2016 richtete Johnson einen Slack-Kanal5 für WeSearchr ein, eine mittlerweile geschlossene Crowdfunding-Plattform, die er ins Leben gerufen hatte.6 Jonson galt als zentraler Knoten in einem großen Netz extremer Rechter. Johnsons Adressbuch war gut gefüllt: Der republikanische Senator Ted Cruz aus Texas, die fremdenfeindliche Kommentatorin Ann Coulter, Blackwater-Gründer Erik Prince, der hochkarätige Anwalt Alan Dershowitz – und eben auch Ton-That, von dessen technischen Fähigkeiten Johnson schwärmte.

Zu Johnsons WeSearchr-Slack-Kanal gehörten etwa 400 Personen – Giesea, Cernovich und auch Ton-That waren darunter. Ein weiteres Mitglied des Kanals und enger Mitarbeiter von Johnson war Andrew Auernheimer, der Webmaster von The Daily Stormer, der beliebtesten Neonazi-Website der USA. Auernheimer trägt ein riesiges Hakenkreuz-Tattoo auf der Brust. Er sprach offen von seinem Wunsch, jüdische Kinder abzuschlachten, einen Rassenkrieg zu beginnen und die Vereinigten Staaten zu zerstören.

Wie Ton-That hatte auch Auernheimer ein Interesse an der Biometrie. Die beiden hatten schon 2015 ‚direkten‘ twitter-Kontakt miteinander. 2016 erzählte Auernheimer einem Freund, dass er „an der Gesichtserkennung arbeite, speziell über Schwarze“. Als Auernheimer später von der Huffington Post befragt wurde, stellte er klar, dass er „ein Projekt zur Rassen- und nicht zur Gesichtserkennung aufgebaut hatte, das Merkmale des gesamten Körpers, nicht nur des Gesichts, aufnahm“. Damals sei das System zu kostspielig gewesen, um es auf Drohnen zu montieren, sagte er, aber er plane, die Idee bald wieder aufzugreifen.

In dieser Zeit, in der sich Ton-That online und offline mit Neoreaktionären aber auch mit bekennenden Faschisten umgab, begannen Johnson und Ton-That mit dem Aufbau eines Unternehmens, aus dem Clearview entstehen sollte.

Smartcheckr – der Vorläufer von Clearview

In der Wahlnacht 2016 feierte Ton-That mit den Faschisten Johnson und Dickinson in New York inmitten eines Meeres roter Make-Amerika-Great-Again-Mützen den Wahlsieg von Trump.
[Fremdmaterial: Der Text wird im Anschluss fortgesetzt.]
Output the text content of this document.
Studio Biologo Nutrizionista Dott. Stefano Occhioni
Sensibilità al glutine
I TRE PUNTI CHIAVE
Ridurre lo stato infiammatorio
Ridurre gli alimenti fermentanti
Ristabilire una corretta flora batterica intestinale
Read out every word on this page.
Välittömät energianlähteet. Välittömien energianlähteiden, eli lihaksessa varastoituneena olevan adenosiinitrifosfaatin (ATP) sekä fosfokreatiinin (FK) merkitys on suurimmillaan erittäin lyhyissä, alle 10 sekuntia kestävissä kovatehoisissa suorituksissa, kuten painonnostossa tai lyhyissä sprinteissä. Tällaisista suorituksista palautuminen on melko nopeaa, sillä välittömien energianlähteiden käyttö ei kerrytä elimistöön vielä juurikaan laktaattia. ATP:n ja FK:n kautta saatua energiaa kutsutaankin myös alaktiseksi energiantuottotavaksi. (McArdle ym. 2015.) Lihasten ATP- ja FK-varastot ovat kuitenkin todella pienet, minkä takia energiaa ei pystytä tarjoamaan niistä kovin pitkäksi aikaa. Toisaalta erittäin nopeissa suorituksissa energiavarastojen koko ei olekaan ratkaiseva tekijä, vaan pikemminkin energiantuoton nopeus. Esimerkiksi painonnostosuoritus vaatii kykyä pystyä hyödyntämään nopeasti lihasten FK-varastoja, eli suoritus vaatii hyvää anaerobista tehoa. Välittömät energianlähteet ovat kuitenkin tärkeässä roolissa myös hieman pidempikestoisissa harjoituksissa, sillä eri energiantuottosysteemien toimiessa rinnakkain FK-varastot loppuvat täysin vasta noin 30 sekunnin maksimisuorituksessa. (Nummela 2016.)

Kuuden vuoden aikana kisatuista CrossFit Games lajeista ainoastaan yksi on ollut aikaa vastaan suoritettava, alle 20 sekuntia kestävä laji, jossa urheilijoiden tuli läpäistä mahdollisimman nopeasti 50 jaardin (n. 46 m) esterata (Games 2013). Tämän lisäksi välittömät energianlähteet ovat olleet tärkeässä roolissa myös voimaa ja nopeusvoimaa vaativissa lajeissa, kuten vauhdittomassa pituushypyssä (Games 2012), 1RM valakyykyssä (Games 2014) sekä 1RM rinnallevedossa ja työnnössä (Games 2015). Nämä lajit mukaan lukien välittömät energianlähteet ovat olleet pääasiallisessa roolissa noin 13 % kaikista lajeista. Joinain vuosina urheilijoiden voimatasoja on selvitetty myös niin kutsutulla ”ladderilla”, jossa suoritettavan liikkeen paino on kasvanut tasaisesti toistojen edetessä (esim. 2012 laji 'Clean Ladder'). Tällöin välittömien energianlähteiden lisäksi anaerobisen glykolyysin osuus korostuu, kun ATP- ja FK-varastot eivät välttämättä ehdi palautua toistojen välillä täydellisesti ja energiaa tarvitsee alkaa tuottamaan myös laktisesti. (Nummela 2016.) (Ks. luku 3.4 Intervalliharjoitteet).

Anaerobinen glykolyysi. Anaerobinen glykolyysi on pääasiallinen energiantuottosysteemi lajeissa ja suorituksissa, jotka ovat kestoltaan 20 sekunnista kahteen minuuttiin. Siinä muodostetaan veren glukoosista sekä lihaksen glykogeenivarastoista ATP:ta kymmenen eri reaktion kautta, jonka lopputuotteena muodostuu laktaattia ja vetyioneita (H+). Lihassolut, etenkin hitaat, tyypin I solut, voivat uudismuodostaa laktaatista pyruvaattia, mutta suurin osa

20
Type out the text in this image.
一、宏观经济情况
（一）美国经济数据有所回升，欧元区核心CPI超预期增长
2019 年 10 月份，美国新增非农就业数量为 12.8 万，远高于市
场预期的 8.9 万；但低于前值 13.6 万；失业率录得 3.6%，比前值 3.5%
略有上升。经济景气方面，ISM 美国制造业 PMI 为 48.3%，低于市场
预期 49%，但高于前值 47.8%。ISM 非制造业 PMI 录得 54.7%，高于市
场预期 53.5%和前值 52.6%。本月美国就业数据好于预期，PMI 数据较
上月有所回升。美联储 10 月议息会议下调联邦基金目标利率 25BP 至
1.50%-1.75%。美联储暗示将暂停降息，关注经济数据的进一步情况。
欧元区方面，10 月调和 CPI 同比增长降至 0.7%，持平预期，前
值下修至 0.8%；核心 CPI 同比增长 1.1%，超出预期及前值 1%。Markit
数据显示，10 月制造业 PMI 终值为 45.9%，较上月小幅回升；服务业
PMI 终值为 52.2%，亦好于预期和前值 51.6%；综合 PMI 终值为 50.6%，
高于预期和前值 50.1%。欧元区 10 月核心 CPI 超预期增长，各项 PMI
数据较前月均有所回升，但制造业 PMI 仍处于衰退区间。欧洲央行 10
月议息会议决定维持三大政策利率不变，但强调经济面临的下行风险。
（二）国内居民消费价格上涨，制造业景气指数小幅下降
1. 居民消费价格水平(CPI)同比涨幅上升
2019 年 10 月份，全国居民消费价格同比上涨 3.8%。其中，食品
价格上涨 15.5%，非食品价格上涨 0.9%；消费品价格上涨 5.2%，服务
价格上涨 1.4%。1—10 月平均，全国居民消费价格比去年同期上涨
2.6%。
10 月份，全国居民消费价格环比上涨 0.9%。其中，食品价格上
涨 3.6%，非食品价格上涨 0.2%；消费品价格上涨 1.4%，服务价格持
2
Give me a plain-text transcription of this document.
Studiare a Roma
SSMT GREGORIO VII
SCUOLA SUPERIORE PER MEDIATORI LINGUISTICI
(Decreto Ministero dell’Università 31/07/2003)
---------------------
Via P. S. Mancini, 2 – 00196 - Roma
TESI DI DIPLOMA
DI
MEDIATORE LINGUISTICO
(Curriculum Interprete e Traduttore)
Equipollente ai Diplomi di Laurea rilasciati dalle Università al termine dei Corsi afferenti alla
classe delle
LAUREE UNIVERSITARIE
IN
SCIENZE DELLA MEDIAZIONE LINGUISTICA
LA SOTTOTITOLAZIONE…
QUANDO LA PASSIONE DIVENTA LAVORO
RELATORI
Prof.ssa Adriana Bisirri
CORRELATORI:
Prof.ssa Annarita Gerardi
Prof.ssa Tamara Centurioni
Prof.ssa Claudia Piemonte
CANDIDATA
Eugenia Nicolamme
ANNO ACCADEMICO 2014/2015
Johnson leugnete im Januar 2017 in einer öffentlichen „Ask-Me-Anything“-Sitzung im Portal reddit den Holocaust: „Ich glaube nicht und habe nie an die Sechs-Millionen-Zahl geglaubt“, schrieb Johnson. „Ich halte die Zahlen des Roten Kreuzes von 250.000 Typhus-Toten in den Lagern für realistischer“.

Zwei Wochen später wurde das Unternehmen Smartcheckr in New York registriert. Die dabei angegebene Adresse gehörte Richard Schwartz, einem Spitzenberater von Rudy Giuliani (damaliger Trump-Anwalt und ehemaliger Bürgermeister von New York). Schwartz gab später zu, einer der Gründer von Smartcheckr gewesen zu sein und später Präsident von Clearview AI. Peter Thiel war einer der ersten Investoren von Smartcheckr. Er gab 200.000 Dollar, die zwei Jahre später in Aktien von Clearview AI umgewandelt wurden.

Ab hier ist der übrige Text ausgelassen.